Les élus du parti du maire Tremblay ont remis en question l’indépendance du vérificateur général vis-à-vis de la Ville étant donné qu’il a lancé des poursuites judiciaires depuis l’intrusion informatique. «Les poursuites ne concernent que quatre fonctionnaires», a notamment répondu Jacques Bergeron.
Ce dernier a dû expliquer pourquoi il refusait l’accès du vérificateur externe de la ville à ses comptes. «Ce n’est pas dans son mandat de vérifier notre gestion contractuelle. Nous sommes transparents et collaborons avec le ministère des affaires municipales qui enquête sur notre bureau», a répondu Jacques Bergeron.
Interrogé sur les autres parties du rapport, le vérificateur général a indiqué que sur les 141 signalement à la ligne éthique qui lui a été retirée depuis, deux enquêtes majeures étaient en cours.
Dans son rapport, le vérificateur a aussi fait la preuve de la sécurité déficiente de plusieurs édifices stratégiques.
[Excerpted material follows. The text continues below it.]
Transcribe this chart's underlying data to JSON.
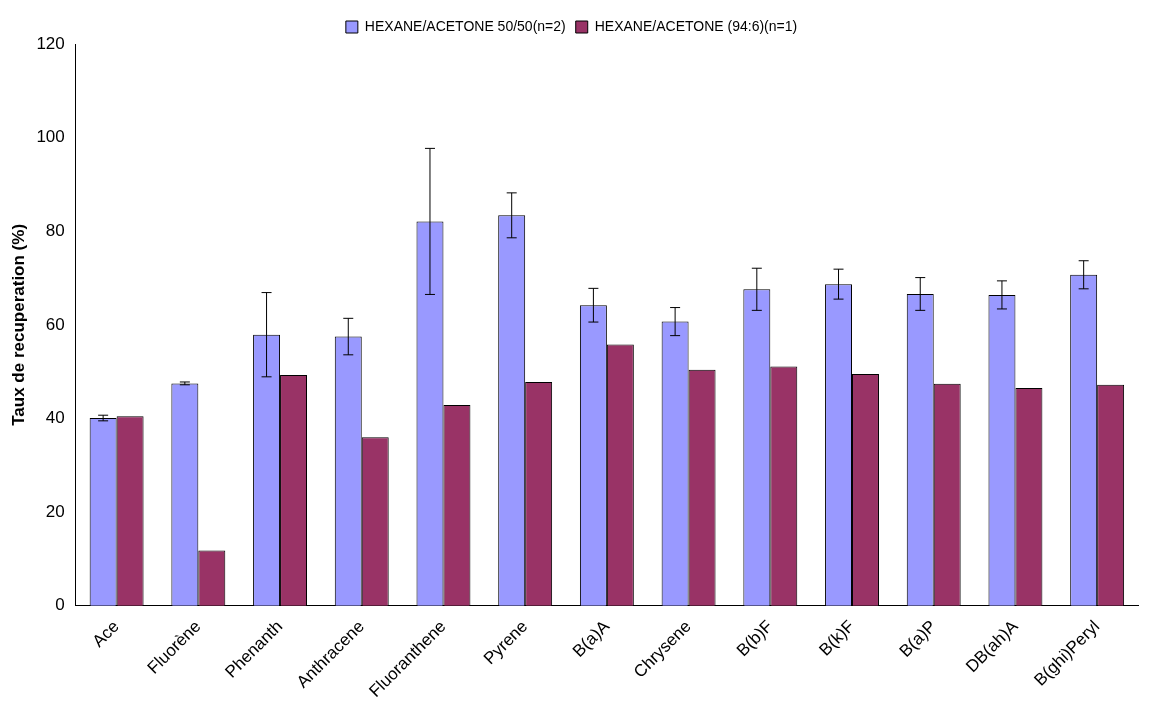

À la question d’un élu qui voulait savoir si cela concernait des sites d’eau potable qui pourrait alors être contaminée volontairement, le vérificateur n’a pas voulu nommer les sites en question. Il a précisé que la sécurité des citoyens pouvait être directement en cause et que les responsables des sites concernés avaient été avisés.
Le Vérificateur remettra en juin les conclusions de ses vérifications sur BIXI ainsi que sur le futur centre de contrôle de la STM qui a pris six ans de retard et dont le coût a été multiplié par quatre.